The disc opens with "One More Try," emerging out of a series of long twanging notes interspersed with computerized blips, the trill of some sort of ethnic flute flicking in and out of view. This cut includes the disc's most overt use of field recordings — you hear bits of laughter and conversation in amongst the inorganic sounds, though so distantly that you're never sure exactly what you're listening to. About a minute in, a frayed, tired-sounding voice enters the mix, words indistinguishable, the kind of voice that might be staggering home from a long night. This initial cut has a gentle feeling, almost meditative, built as it is on high, repetitive electronic tones and the shaman's weary intonations. There's a slight drag to the cut, a trudging deceleration, as if the whole thing were constantly in danger of slowing to a stop. "Second Chances," which follows, is more chaotic and urgent, with its water-drop sounds against the boom of ultra-low percussion. The sounds here come from every direction, converging almost accidentally at the center.
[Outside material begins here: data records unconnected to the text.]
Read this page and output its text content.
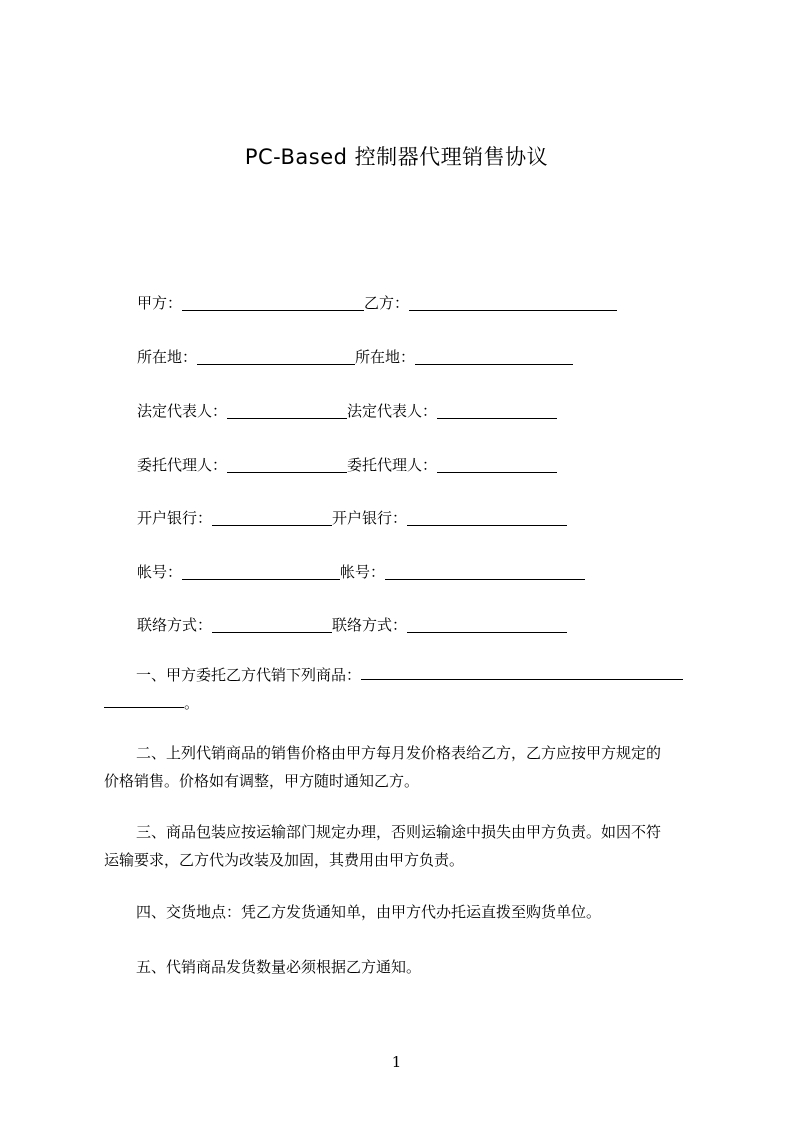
PC-Based 控制器代理销售协议
甲方：	乙方：
所在地：	所在地：
法定代表人：	法定代表人：
委托代理人：	委托代理人：
开户银行：	开户银行：
帐号：	帐号：
联络方式：	联络方式：
一、甲方委托乙方代销下列商品：
。
二、上列代销商品的销售价格由甲方每月发价格表给乙方，乙方应按甲方规定的
价格销售。价格如有调整，甲方随时通知乙方。
三、商品包装应按运输部门规定办理，否则运输途中损失由甲方负责。如因不符
运输要求，乙方代为改装及加固，其费用由甲方负责。
四、交货地点：凭乙方发货通知单，由甲方代办托运直拨至购货单位。
五、代销商品发货数量必须根据乙方通知。
1
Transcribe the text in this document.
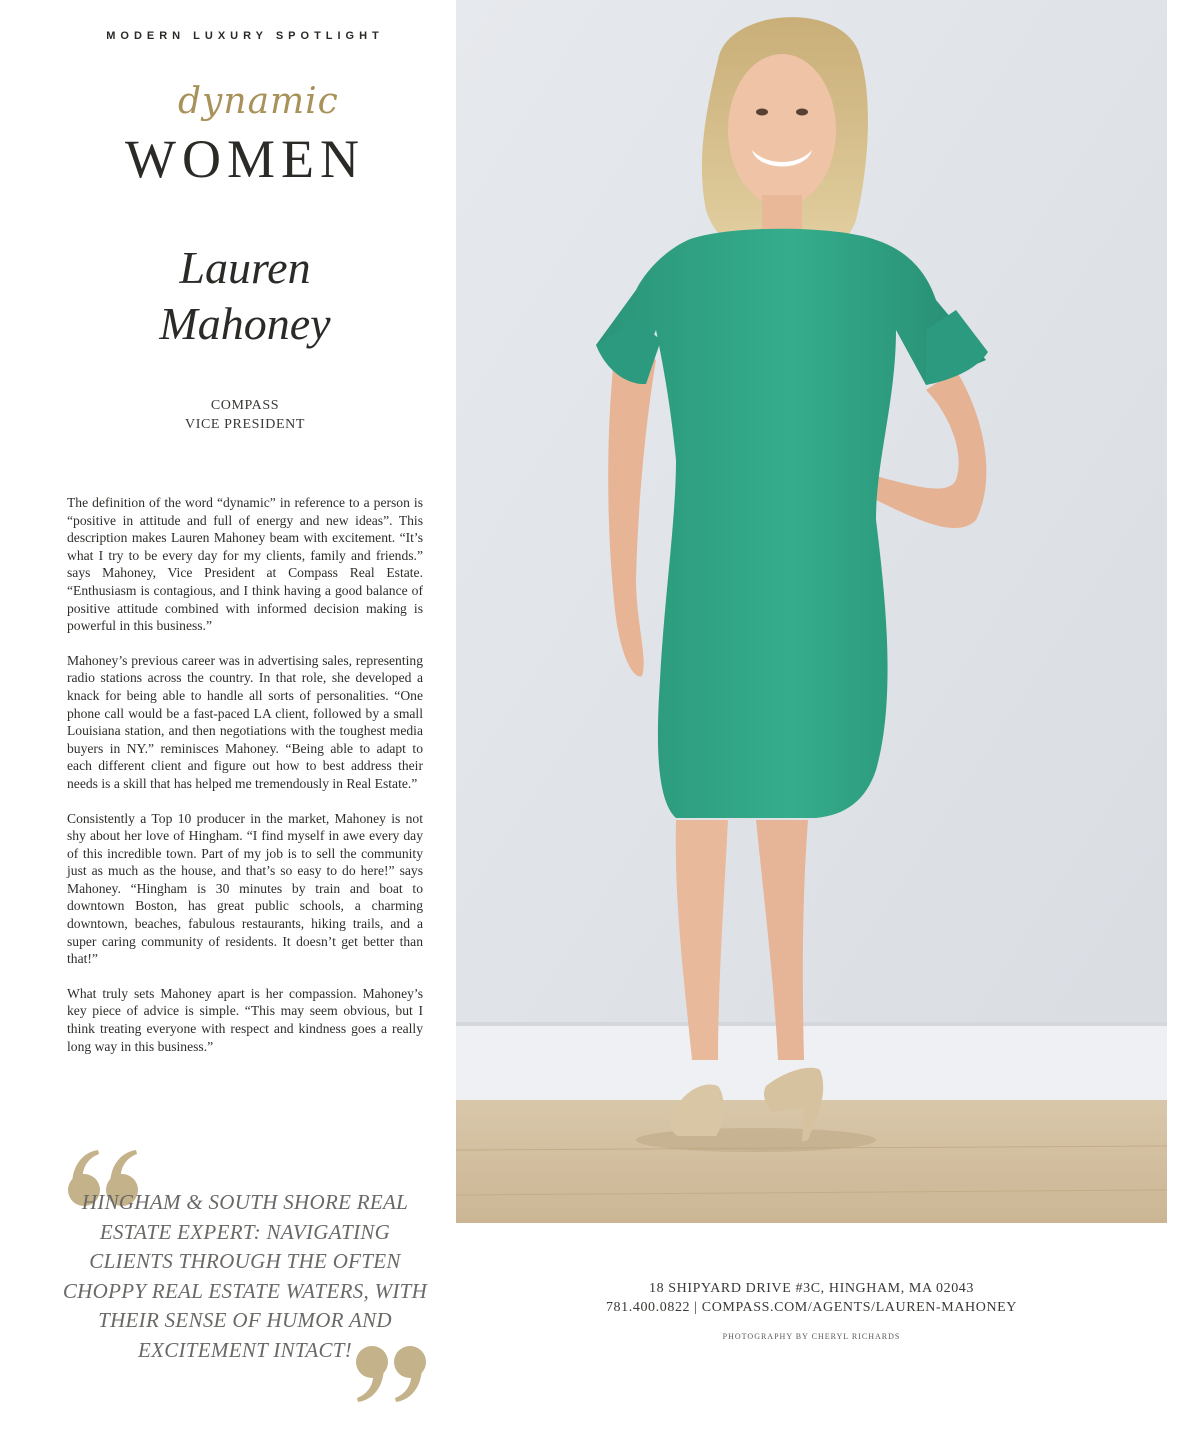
MODERN LUXURY SPOTLIGHT
WOMEN
dynamic
Lauren
Mahoney
COMPASS
VICE PRESIDENT

The definition of the word “dynamic” in reference to a person is “positive in attitude and full of energy and new ideas”. This description makes Lauren Mahoney beam with excitement. “It’s what I try to be every day for my clients, family and friends.” says Mahoney, Vice President at Compass Real Estate. “Enthusiasm is contagious, and I think having a good balance of positive attitude combined with informed decision making is powerful in this business.”

Mahoney’s previous career was in advertising sales, representing radio stations across the country. In that role, she developed a knack for being able to handle all sorts of personalities. “One phone call would be a fast-paced LA client, followed by a small Louisiana station, and then negotiations with the toughest media buyers in NY.” reminisces Mahoney. “Being able to adapt to each different client and figure out how to best address their needs is a skill that has helped me tremendously in Real Estate.”

Consistently a Top 10 producer in the market, Mahoney is not shy about her love of Hingham. “I find myself in awe every day of this incredible town. Part of my job is to sell the community just as much as the house, and that’s so easy to do here!” says Mahoney. “Hingham is 30 minutes by train and boat to downtown Boston, has great public schools, a charming downtown, beaches, fabulous restaurants, hiking trails, and a super caring community of residents. It doesn’t get better than that!”

What truly sets Mahoney apart is her compassion. Mahoney’s key piece of advice is simple. “This may seem obvious, but I think treating everyone with respect and kindness goes a really long way in this business.”

HINGHAM & SOUTH SHORE REAL ESTATE EXPERT: NAVIGATING CLIENTS THROUGH THE OFTEN CHOPPY REAL ESTATE WATERS, WITH THEIR SENSE OF HUMOR AND EXCITEMENT INTACT!
18 SHIPYARD DRIVE #3C, HINGHAM, MA 02043
781.400.0822 | COMPASS.COM/AGENTS/LAUREN-MAHONEY
PHOTOGRAPHY BY CHERYL RICHARDS
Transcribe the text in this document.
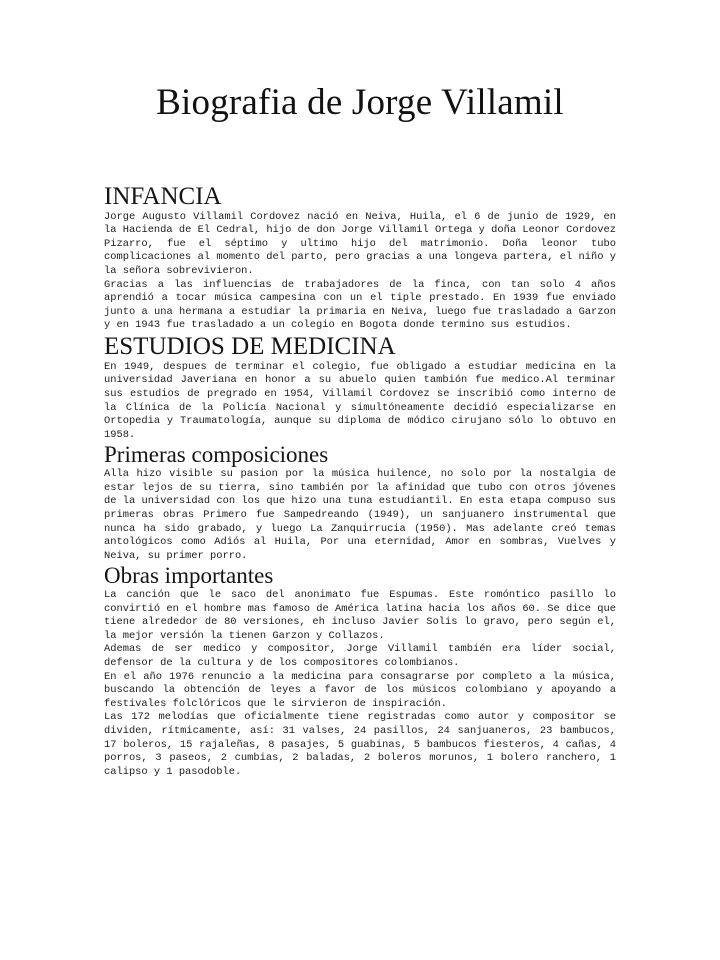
Biografia de Jorge Villamil
INFANCIA

Jorge Augusto Villamil Cordovez nació en Neiva, Huila, el 6 de junio de 1929, en la Hacienda de El Cedral, hijo de don Jorge Villamil Ortega y doña Leonor Cordovez Pizarro, fue el séptimo y ultimo hijo del matrimonio. Doña leonor tubo complicaciones al momento del parto, pero gracias a una longeva partera, el niño y la señora sobrevivieron.

Gracias a las influencias de trabajadores de la finca, con tan solo 4 años aprendió a tocar música campesina con un el tiple prestado. En 1939 fue enviado junto a una hermana a estudiar la primaria en Neiva, luego fue trasladado a Garzon y en 1943 fue trasladado a un colegio en Bogota donde termino sus estudios.

ESTUDIOS DE MEDICINA

En 1949, despues de terminar el colegio, fue obligado a estudiar medicina en la universidad Javeriana en honor a su abuelo quien tambión fue medico.Al terminar sus estudios de pregrado en 1954, Villamil Cordovez se inscribió como interno de la Clínica de la Policía Nacional y simultóneamente decidió especializarse en Ortopedia y Traumatología, aunque su diploma de módico cirujano sólo lo obtuvo en 1958.

Primeras composiciones

Alla hizo visible su pasion por la música huilence, no solo por la nostalgia de estar lejos de su tierra, sino también por la afinidad que tubo con otros jóvenes de la universidad con los que hizo una tuna estudiantil. En esta etapa compuso sus primeras obras Primero fue Sampedreando (1949), un sanjuanero instrumental que nunca ha sido grabado, y luego La Zanquirrucia (1950). Mas adelante creó temas antológicos como Adiós al Huila, Por una eternidad, Amor en sombras, Vuelves y Neiva, su primer porro.

Obras importantes

La canción que le saco del anonimato fue Espumas. Este romóntico pasillo lo convirtió en el hombre mas famoso de América latina hacia los años 60. Se dice que tiene alrededor de 80 versiones, eh incluso Javier Solis lo gravo, pero según el, la mejor versión la tienen Garzon y Collazos.

Ademas de ser medico y compositor, Jorge Villamil también era líder social, defensor de la cultura y de los compositores colombianos.

En el año 1976 renuncio a la medicina para consagrarse por completo a la música, buscando la obtención de leyes a favor de los músicos colombiano y apoyando a festivales folclóricos que le sirvieron de inspiración.

Las 172 melodías que oficialmente tiene registradas como autor y compositor se dividen, rítmicamente, así: 31 valses, 24 pasillos, 24 sanjuaneros, 23 bambucos, 17 boleros, 15 rajaleñas, 8 pasajes, 5 guabinas, 5 bambucos fiesteros, 4 cañas, 4 porros, 3 paseos, 2 cumbias, 2 baladas, 2 boleros morunos, 1 bolero ranchero, 1 calipso y 1 pasodoble.
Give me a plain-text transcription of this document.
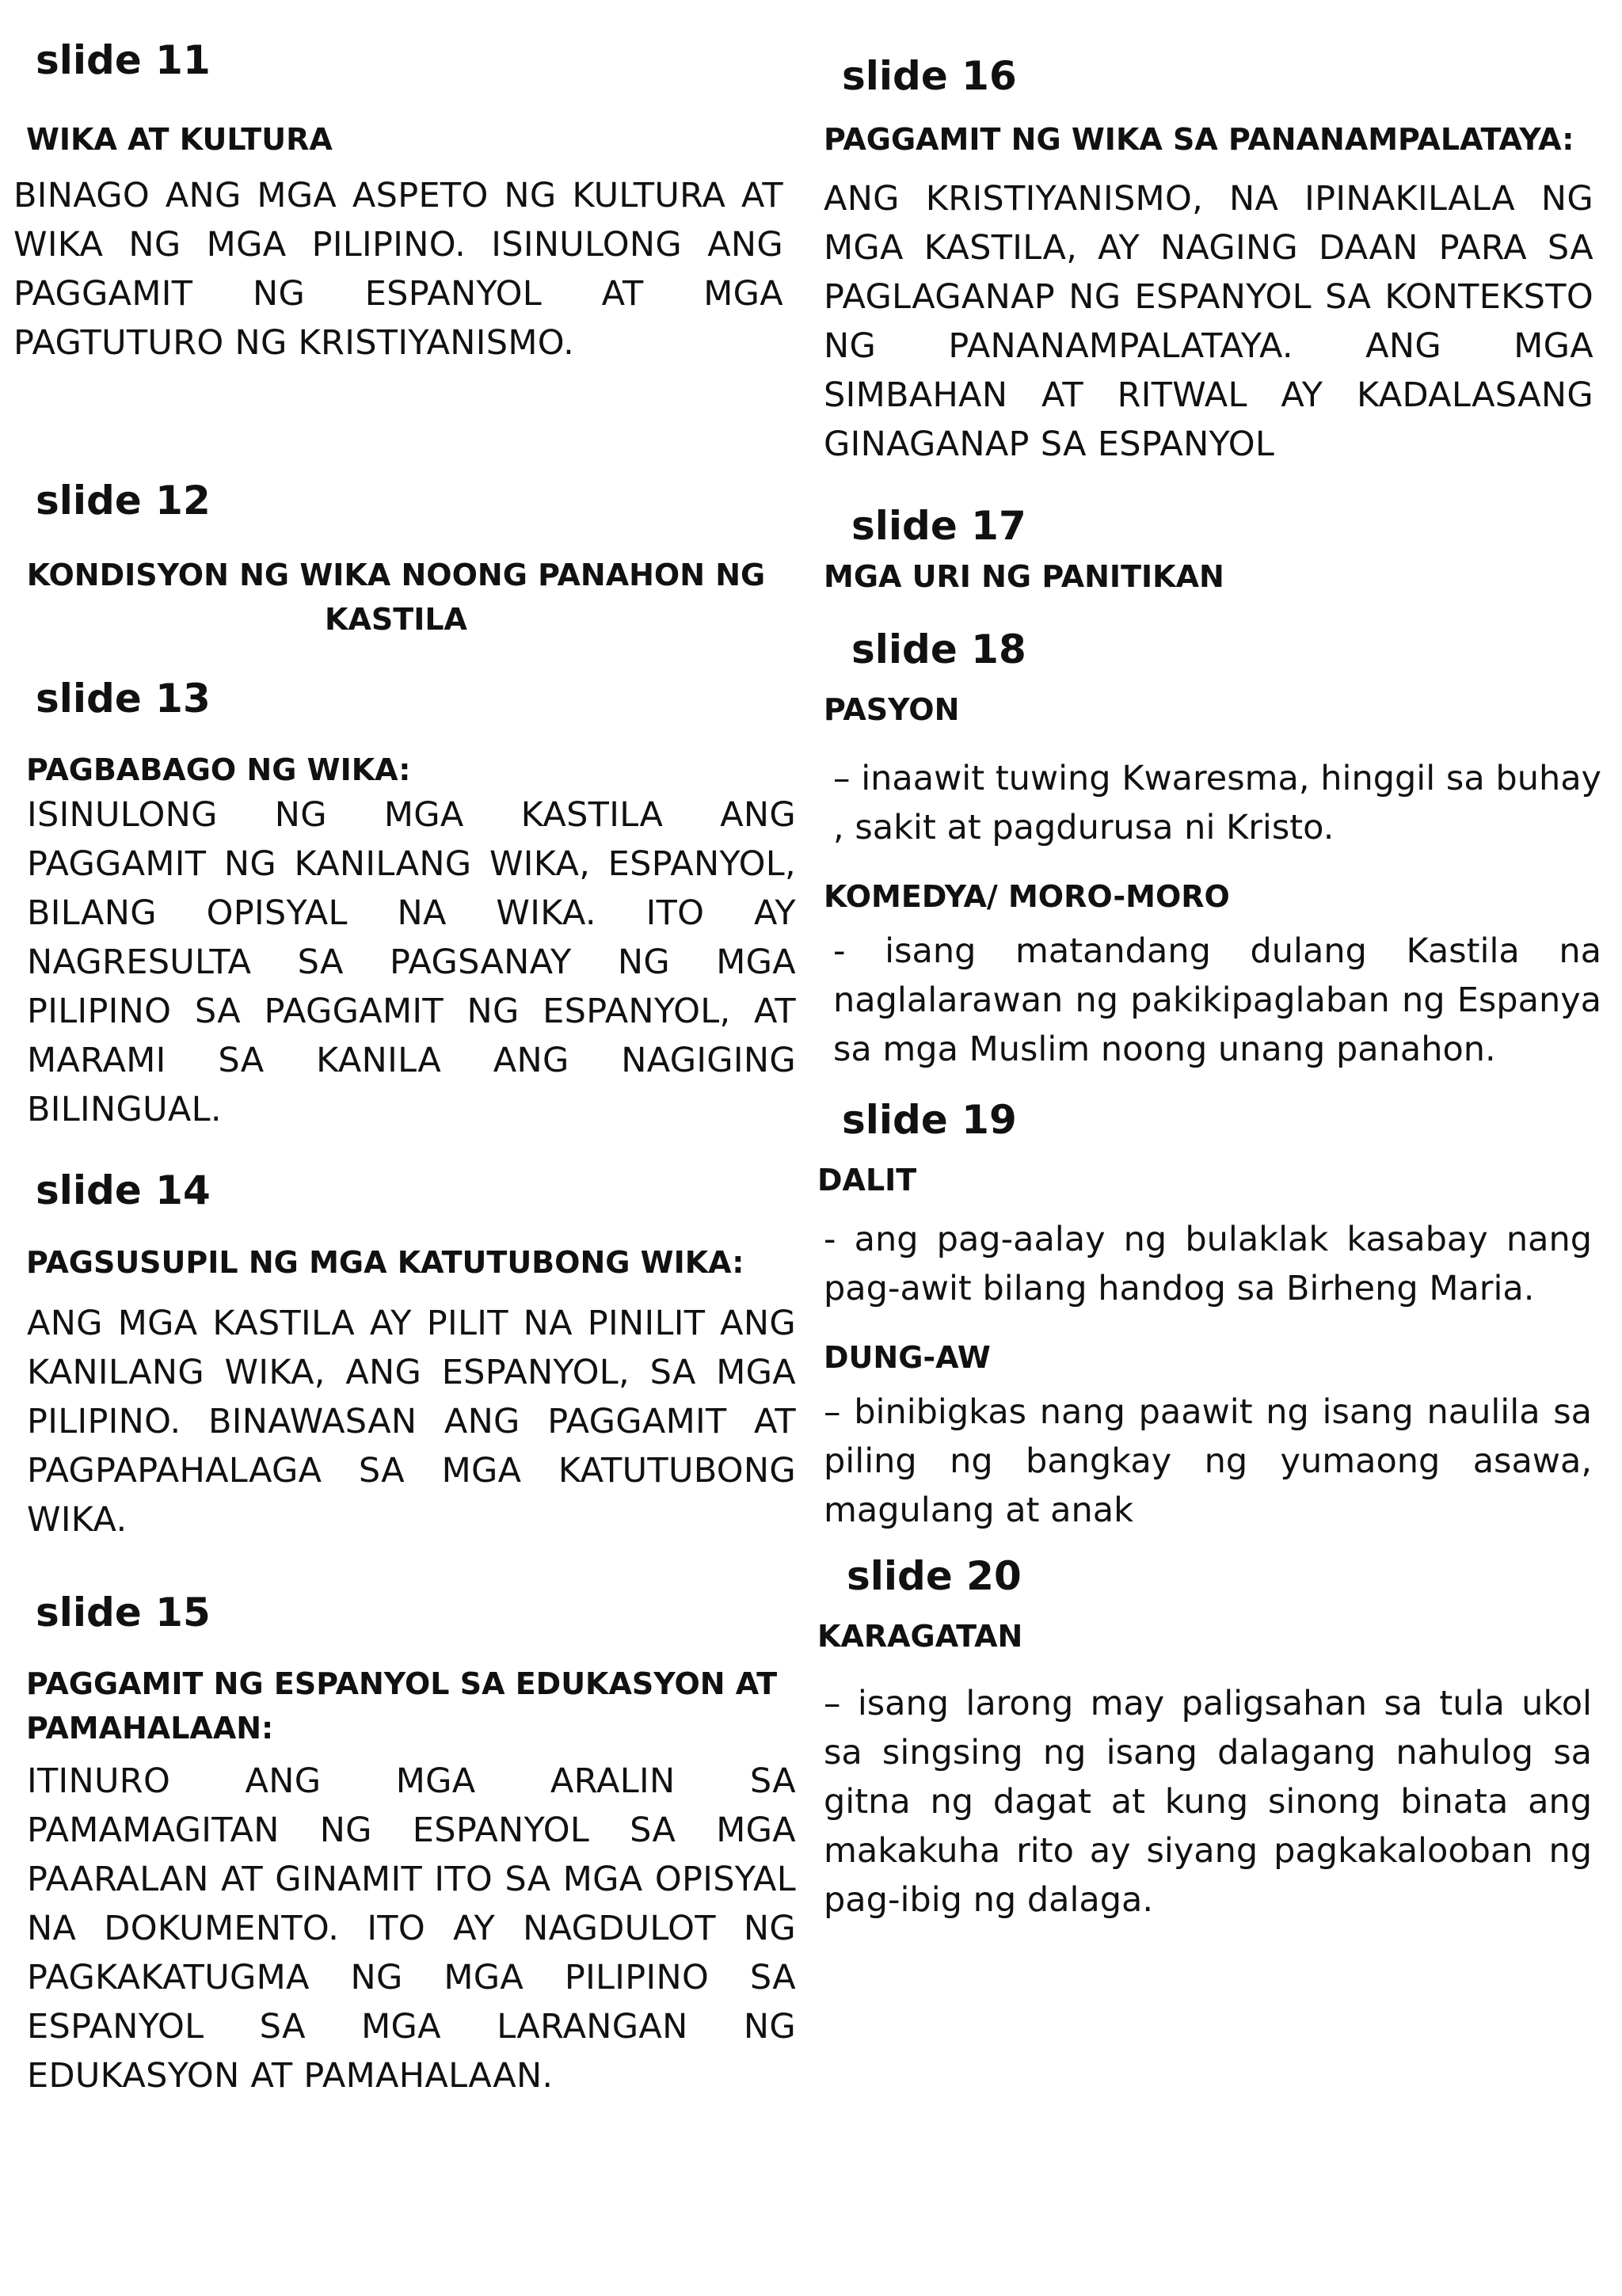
slide 11
WIKA AT KULTURA
BINAGO ANG MGA ASPETO NG KULTURA AT WIKA NG MGA PILIPINO. ISINULONG ANG PAGGAMIT NG ESPANYOL AT MGA PAGTUTURO NG KRISTIYANISMO.
slide 12
KONDISYON NG WIKA NOONG PANAHON NG KASTILA
slide 13
PAGBABAGO NG WIKA:
ISINULONG NG MGA KASTILA ANG PAGGAMIT NG KANILANG WIKA, ESPANYOL, BILANG OPISYAL NA WIKA. ITO AY NAGRESULTA SA PAGSANAY NG MGA PILIPINO SA PAGGAMIT NG ESPANYOL, AT MARAMI SA KANILA ANG NAGIGING BILINGUAL.
slide 14
PAGSUSUPIL NG MGA KATUTUBONG WIKA:
ANG MGA KASTILA AY PILIT NA PINILIT ANG KANILANG WIKA, ANG ESPANYOL, SA MGA PILIPINO. BINAWASAN ANG PAGGAMIT AT PAGPAPAHALAGA SA MGA KATUTUBONG WIKA.
slide 15
PAGGAMIT NG ESPANYOL SA EDUKASYON AT PAMAHALAAN:
ITINURO ANG MGA ARALIN SA PAMAMAGITAN NG ESPANYOL SA MGA PAARALAN AT GINAMIT ITO SA MGA OPISYAL NA DOKUMENTO. ITO AY NAGDULOT NG PAGKAKATUGMA NG MGA PILIPINO SA ESPANYOL SA MGA LARANGAN NG EDUKASYON AT PAMAHALAAN.
slide 16
PAGGAMIT NG WIKA SA PANANAMPALATAYA:
ANG KRISTIYANISMO, NA IPINAKILALA NG MGA KASTILA, AY NAGING DAAN PARA SA PAGLAGANAP NG ESPANYOL SA KONTEKSTO NG PANANAMPALATAYA. ANG MGA SIMBAHAN AT RITWAL AY KADALASANG GINAGANAP SA ESPANYOL
slide 17
MGA URI NG PANITIKAN
slide 18
PASYON
– inaawit tuwing Kwaresma, hinggil sa buhay , sakit at pagdurusa ni Kristo.
KOMEDYA/ MORO-MORO
- isang matandang dulang Kastila na naglalarawan ng pakikipaglaban ng Espanya sa mga Muslim noong unang panahon.
slide 19
DALIT
- ang pag-aalay ng bulaklak kasabay nang pag-awit bilang handog sa Birheng Maria.
DUNG-AW
– binibigkas nang paawit ng isang naulila sa piling ng bangkay ng yumaong asawa, magulang at anak
slide 20
KARAGATAN
– isang larong may paligsahan sa tula ukol sa singsing ng isang dalagang nahulog sa gitna ng dagat at kung sinong binata ang makakuha rito ay siyang pagkakalooban ng pag-ibig ng dalaga.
There's an industrial clangor — sounds like dragging metals or escaping steam, power drills or sonar blips — that subsides only at the end into a lovely marimba-like motif.

The pace picks up even more with "Bridge Traffic," founded on a twitchy, cymbal-shushed electro beat with bongo-ish percussion. Again, a wordless voice plays off the electronic sounds, its timbre suggesting all those human qualities — exhaustion, thought, hope and discouragement — that can't be conveyed so easily by electronic sounds. "Dawn Patrol" continues in this vein, pitting a weird chant against speeding and slowing snare-like rhythms, a mechanized groove that bunches and stretches like taffy. The final, title track is more abstract and less shaped by rhythm than the others, irregular in time signature, weaving multiple layers of sound. There are, again, wordless incantations, growls and shaman moans, reverberating booms and organ wheeze, Ligeti-ish hums of overtones. The organ emerges from this tangle of sensations, spinning out sounds that cross church-music overtures with slow strobe-lit dance cuts.

This is the kind of music that seems most impenetrable the first time you hear it, then gradually reveals itself over repeated listens. There's a lot going on. It doesn't always seem to fit together in any premeditated way. Still, it creates strange juxtapositions and interesting textures that change every time you listen.